Yup. I'll totally acknowledge that sometimes you need someone who's a little bit sociopathic to accomplish the extraordinary, but let's celebrate their accomplishments, not their sociopathy. Same goes for Robert Moses. http://en.wikipedia.org/wiki/Robert_Moses
That threw me too. Why can't the author appreciate Steve Jobs and respect his decision to not give to charity while also recognizing that solving first-world "problems" isn't at all comparable to what real philanthropists are focusing on?

(The assertion itself is ludicrous enough without needing to mention it, but "either MacBooks and Disney or mosquitoes" is a false dilemma.)

I agree it's delusional.

Another over the top comment:

"He denied paternity on his first child, claiming he was sterile. The other had to initially raise the kid using welfare checks. I have no judgment on this at all."

What, how can you defend that.

And he parks on handicapped parking at Apple campus, I'm sure the OP has a good justification for that, too.

And this...

"He lied to Steve Wozniak. When they made Breakout for Atari, Wozniak and Jobs were going to split the pay 50-50. Atari gave Jobs $5000 to do the job. He told Wozniak he got $700 so Wozniak took home $350. Again, no judgment. Young people do things. Show me someone who says he’s been honest from the day he was born and I’ll show you a liar. "

Less over the top than the others but still.

(Oh and for the record Steve Jobs DID NOT make the game Breakout. Jobs and Wozniak only designed the circuit board for the already conceived of game and that board wasn't actually used: http://en.wikipedia.org/wiki/Breakout_(arcade_game))

The article is doing a lot of apologizing for Steve's behavior instead of just letting it stand for what it is.
Most of this stuff is quite interesting, but towards the end it becomes rather stretched out. Especially point 10, which amounts to

LSD + (Zen Buddhism) + (a touch of genius) = (the next Steve Jobs)

The point is that "think different" isn't some stupid focus grouped crap from a bunch of IBM MBAs who haven't had a different thought in their lives.

It's actually about thinking differently.

This is so sycophantic as to cause nausea. I'm honestly not sure if this is meant to be satire or not.

"He denied paternity {snip} Raising kids is hard {snip} enormous energy and creativity you have for the world is going to get misdirected into a … little baby". Wait. So, he's TOO AWESOME to be tied down looking after another human, even though he could've chosen not to create that human? 'I'm TOO CREATIVE to be RESPONSIBLE!'

"Jobs is probably the most charitable guy on the planet. {snip} massively improving quality of life." Yeah, they're fun. But they don't make anyone live longer. They don't prevent wars and cure disease and make people fundamentally happier in ways they couldn't have been otherwise.

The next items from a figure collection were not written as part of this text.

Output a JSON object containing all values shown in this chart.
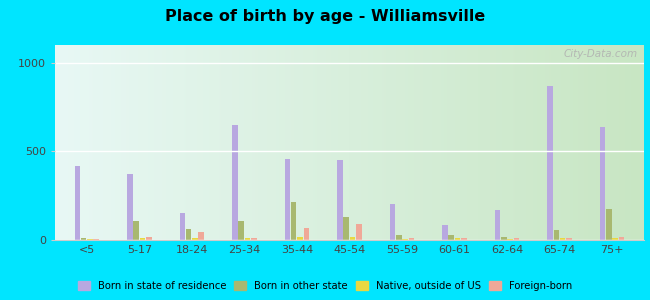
{
  "title": "Place of birth by age - Williamsville",
  "categories": [
    "<5",
    "5-17",
    "18-24",
    "25-34",
    "35-44",
    "45-54",
    "55-59",
    "60-61",
    "62-64",
    "65-74",
    "75+"
  ],
  "series": {
    "Born in state of residence": [
      420,
      370,
      155,
      650,
      455,
      450,
      205,
      85,
      170,
      870,
      635
    ],
    "Born in other state": [
      12,
      110,
      60,
      110,
      215,
      130,
      30,
      30,
      18,
      55,
      175
    ],
    "Native, outside of US": [
      5,
      10,
      10,
      12,
      15,
      15,
      8,
      10,
      8,
      12,
      12
    ],
    "Foreign-born": [
      8,
      18,
      45,
      12,
      65,
      90,
      12,
      12,
      10,
      12,
      15
    ]
  },
  "colors": {
    "Born in state of residence": "#b8a8e0",
    "Born in other state": "#a8b870",
    "Native, outside of US": "#e8d840",
    "Foreign-born": "#f0a898"
  },
  "bar_width": 0.12,
  "ylim": [
    0,
    1100
  ],
  "yticks": [
    0,
    500,
    1000
  ],
  "background_top": "#e8f8f8",
  "background_bottom": "#c8e8c0",
  "fig_background": "#00e5ff",
  "watermark": "City-Data.com"
}
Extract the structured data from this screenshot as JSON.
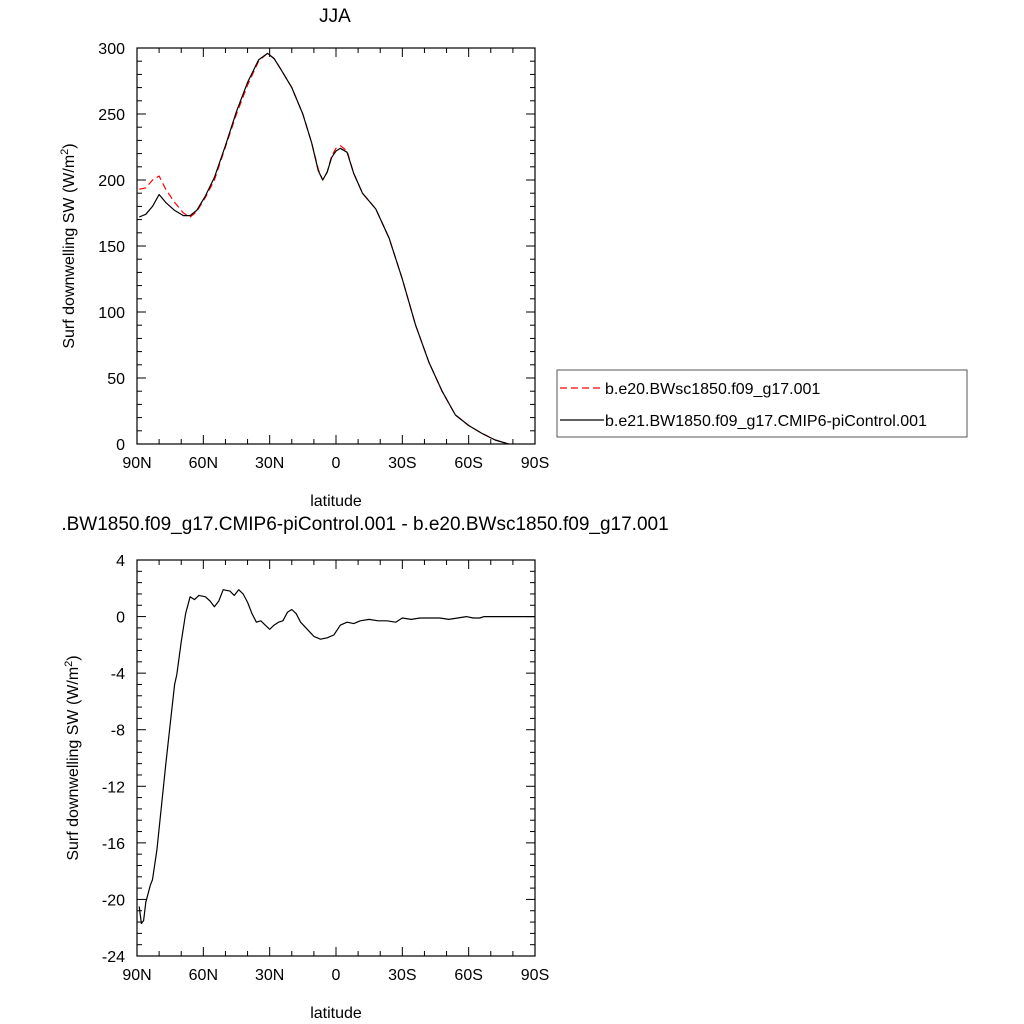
{
  "chart_data": [
    {
      "type": "line",
      "title": "JJA",
      "xlabel": "latitude",
      "ylabel": "Surf downwelling SW (W/m",
      "ylabel_sup": "2",
      "ylabel_close": ")",
      "xlim": [
        90,
        -90
      ],
      "ylim": [
        0,
        300
      ],
      "x_ticks": [
        {
          "v": 90,
          "label": "90N"
        },
        {
          "v": 60,
          "label": "60N"
        },
        {
          "v": 30,
          "label": "30N"
        },
        {
          "v": 0,
          "label": "0"
        },
        {
          "v": -30,
          "label": "30S"
        },
        {
          "v": -60,
          "label": "60S"
        },
        {
          "v": -90,
          "label": "90S"
        }
      ],
      "y_ticks": [
        {
          "v": 0,
          "label": "0"
        },
        {
          "v": 50,
          "label": "50"
        },
        {
          "v": 100,
          "label": "100"
        },
        {
          "v": 150,
          "label": "150"
        },
        {
          "v": 200,
          "label": "200"
        },
        {
          "v": 250,
          "label": "250"
        },
        {
          "v": 300,
          "label": "300"
        }
      ],
      "legend_position": "right",
      "series": [
        {
          "name": "b.e20.BWsc1850.f09_g17.001",
          "color": "#ff0000",
          "dash": true,
          "points": [
            [
              89,
              193
            ],
            [
              86,
              194
            ],
            [
              83,
              200
            ],
            [
              80,
              203
            ],
            [
              77,
              193
            ],
            [
              73,
              183
            ],
            [
              69,
              175
            ],
            [
              66,
              172
            ],
            [
              63,
              176
            ],
            [
              59,
              187
            ],
            [
              55,
              200
            ],
            [
              50,
              225
            ],
            [
              45,
              250
            ],
            [
              40,
              272
            ],
            [
              35,
              290
            ],
            [
              31,
              296
            ],
            [
              28,
              292
            ],
            [
              25,
              284
            ],
            [
              20,
              270
            ],
            [
              15,
              250
            ],
            [
              11,
              228
            ],
            [
              8,
              208
            ],
            [
              6,
              200
            ],
            [
              4,
              206
            ],
            [
              2,
              218
            ],
            [
              0,
              224
            ],
            [
              -2,
              226
            ],
            [
              -5,
              222
            ],
            [
              -8,
              205
            ],
            [
              -12,
              190
            ],
            [
              -18,
              178
            ],
            [
              -24,
              156
            ],
            [
              -30,
              125
            ],
            [
              -36,
              90
            ],
            [
              -42,
              62
            ],
            [
              -48,
              40
            ],
            [
              -54,
              22
            ],
            [
              -60,
              14
            ],
            [
              -66,
              8
            ],
            [
              -72,
              3
            ],
            [
              -78,
              0
            ]
          ]
        },
        {
          "name": "b.e21.BW1850.f09_g17.CMIP6-piControl.001",
          "color": "#000000",
          "dash": false,
          "points": [
            [
              89,
              172
            ],
            [
              86,
              174
            ],
            [
              83,
              180
            ],
            [
              80,
              189
            ],
            [
              77,
              183
            ],
            [
              73,
              177
            ],
            [
              69,
              173
            ],
            [
              66,
              173
            ],
            [
              63,
              177
            ],
            [
              59,
              188
            ],
            [
              55,
              202
            ],
            [
              50,
              226
            ],
            [
              45,
              252
            ],
            [
              40,
              274
            ],
            [
              35,
              291
            ],
            [
              31,
              296
            ],
            [
              28,
              292
            ],
            [
              25,
              284
            ],
            [
              20,
              270
            ],
            [
              15,
              250
            ],
            [
              11,
              228
            ],
            [
              8,
              207
            ],
            [
              6,
              200
            ],
            [
              4,
              206
            ],
            [
              2,
              217
            ],
            [
              0,
              222
            ],
            [
              -2,
              224
            ],
            [
              -5,
              221
            ],
            [
              -8,
              205
            ],
            [
              -12,
              190
            ],
            [
              -18,
              178
            ],
            [
              -24,
              156
            ],
            [
              -30,
              125
            ],
            [
              -36,
              90
            ],
            [
              -42,
              62
            ],
            [
              -48,
              40
            ],
            [
              -54,
              22
            ],
            [
              -60,
              14
            ],
            [
              -66,
              8
            ],
            [
              -72,
              3
            ],
            [
              -78,
              0
            ]
          ]
        }
      ]
    },
    {
      "type": "line",
      "title": ".BW1850.f09_g17.CMIP6-piControl.001 - b.e20.BWsc1850.f09_g17.001",
      "xlabel": "latitude",
      "ylabel": "Surf downwelling SW (W/m",
      "ylabel_sup": "2",
      "ylabel_close": ")",
      "xlim": [
        90,
        -90
      ],
      "ylim": [
        -24,
        4
      ],
      "x_ticks": [
        {
          "v": 90,
          "label": "90N"
        },
        {
          "v": 60,
          "label": "60N"
        },
        {
          "v": 30,
          "label": "30N"
        },
        {
          "v": 0,
          "label": "0"
        },
        {
          "v": -30,
          "label": "30S"
        },
        {
          "v": -60,
          "label": "60S"
        },
        {
          "v": -90,
          "label": "90S"
        }
      ],
      "y_ticks": [
        {
          "v": 4,
          "label": "4"
        },
        {
          "v": 0,
          "label": "0"
        },
        {
          "v": -4,
          "label": "-4"
        },
        {
          "v": -8,
          "label": "-8"
        },
        {
          "v": -12,
          "label": "-12"
        },
        {
          "v": -16,
          "label": "-16"
        },
        {
          "v": -20,
          "label": "-20"
        },
        {
          "v": -24,
          "label": "-24"
        }
      ],
      "series": [
        {
          "name": "",
          "color": "#000000",
          "dash": false,
          "points": [
            [
              89,
              -20.5
            ],
            [
              88,
              -21.7
            ],
            [
              87,
              -21.5
            ],
            [
              86,
              -20.2
            ],
            [
              84,
              -19.0
            ],
            [
              83,
              -18.6
            ],
            [
              81,
              -16.5
            ],
            [
              79,
              -13.5
            ],
            [
              77,
              -10.5
            ],
            [
              75,
              -7.6
            ],
            [
              73,
              -4.8
            ],
            [
              72,
              -4.1
            ],
            [
              70,
              -1.8
            ],
            [
              68,
              0.2
            ],
            [
              66,
              1.4
            ],
            [
              64,
              1.2
            ],
            [
              62,
              1.5
            ],
            [
              59,
              1.4
            ],
            [
              57,
              1.1
            ],
            [
              55,
              0.7
            ],
            [
              53,
              1.1
            ],
            [
              51,
              1.9
            ],
            [
              48,
              1.8
            ],
            [
              46,
              1.5
            ],
            [
              44,
              1.9
            ],
            [
              42,
              1.6
            ],
            [
              40,
              1.0
            ],
            [
              38,
              0.2
            ],
            [
              36,
              -0.4
            ],
            [
              34,
              -0.3
            ],
            [
              32,
              -0.6
            ],
            [
              30,
              -0.9
            ],
            [
              28,
              -0.6
            ],
            [
              26,
              -0.4
            ],
            [
              24,
              -0.3
            ],
            [
              22,
              0.3
            ],
            [
              20,
              0.5
            ],
            [
              18,
              0.2
            ],
            [
              16,
              -0.4
            ],
            [
              13,
              -0.9
            ],
            [
              10,
              -1.4
            ],
            [
              7,
              -1.6
            ],
            [
              4,
              -1.5
            ],
            [
              1,
              -1.3
            ],
            [
              -2,
              -0.6
            ],
            [
              -5,
              -0.4
            ],
            [
              -8,
              -0.5
            ],
            [
              -11,
              -0.3
            ],
            [
              -15,
              -0.2
            ],
            [
              -19,
              -0.3
            ],
            [
              -23,
              -0.3
            ],
            [
              -27,
              -0.4
            ],
            [
              -30,
              -0.1
            ],
            [
              -34,
              -0.2
            ],
            [
              -38,
              -0.1
            ],
            [
              -43,
              -0.1
            ],
            [
              -47,
              -0.1
            ],
            [
              -51,
              -0.2
            ],
            [
              -55,
              -0.1
            ],
            [
              -59,
              0.0
            ],
            [
              -62,
              -0.1
            ],
            [
              -65,
              -0.1
            ],
            [
              -67,
              0.0
            ],
            [
              -75,
              0.0
            ],
            [
              -90,
              0.0
            ]
          ]
        }
      ]
    }
  ]
}
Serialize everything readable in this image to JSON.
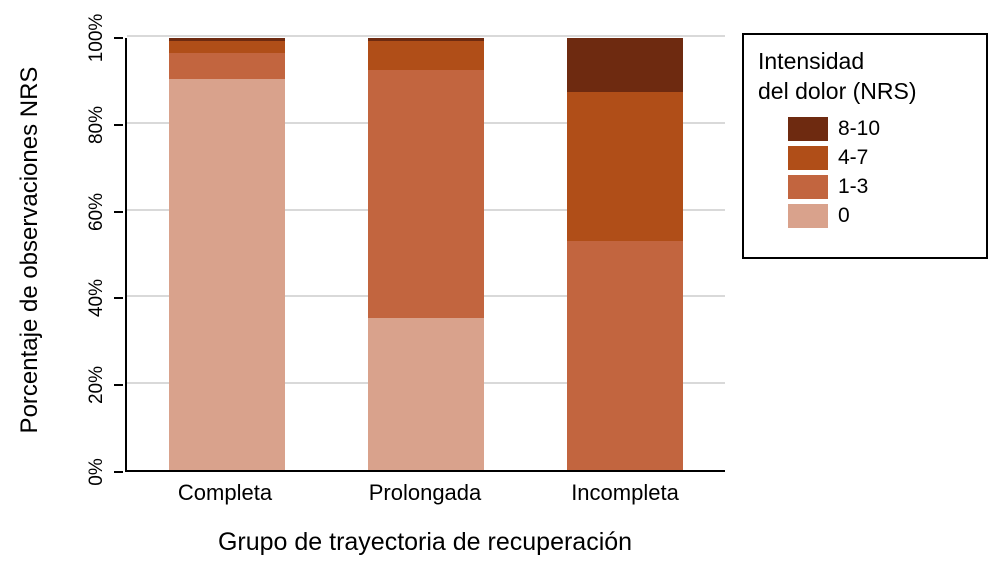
{
  "chart_data": {
    "type": "bar",
    "subtype": "stacked_percent",
    "categories": [
      "Completa",
      "Prolongada",
      "Incompleta"
    ],
    "series": [
      {
        "name": "0",
        "color": "#d9a28c",
        "values": [
          90.5,
          35.3,
          0
        ]
      },
      {
        "name": "1-3",
        "color": "#c2653f",
        "values": [
          6.0,
          57.2,
          53.0
        ]
      },
      {
        "name": "4-7",
        "color": "#b04e18",
        "values": [
          2.8,
          6.8,
          34.5
        ]
      },
      {
        "name": "8-10",
        "color": "#6e2a10",
        "values": [
          0.7,
          0.7,
          12.5
        ]
      }
    ],
    "ylabel": "Porcentaje de observaciones NRS",
    "xlabel": "Grupo de trayectoria de recuperación",
    "yticks": [
      "0%",
      "20%",
      "40%",
      "60%",
      "80%",
      "100%"
    ],
    "ylim": [
      0,
      100
    ],
    "grid": true,
    "legend": {
      "position": "right",
      "title_line1": "Intensidad",
      "title_line2": "del dolor (NRS)",
      "order": [
        "8-10",
        "4-7",
        "1-3",
        "0"
      ]
    },
    "colors": {
      "grid": "#d9d9d9",
      "axis": "#000000",
      "background": "#ffffff"
    }
  }
}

Oh, and 'giving back' by working? I think he did that to become fabulously wealthy. That's not really giving, that's... getting.

Drugs... Yeah, this is all too easy. Reading this article is like when interview candidates answer "What is your biggest weakness" with "I'm too dedicated to work!". It just makes you queasy and comes off as being full of shite.

I think there's a great danger of your fanboy-projected image becoming conflated with your real image. I'll admit I avoid Apple when possible because I don't want to deal with either the pro or anti fanboys related to it. Some things are too emotional to be totally logical about. Like having children. FFS.

While I didn't know many of those things, I'm not inclined to believe you without (reliable) sources.
This has to be satire.

"Making iPods is better than giving to charity." "Making iPods is more important than caring for your children." "I want to be a pescetarian just because Steve is one." "He stole from his partner, no problem though. He still is the greatest." "He became so cool by doing drugs and getting into eastern religions."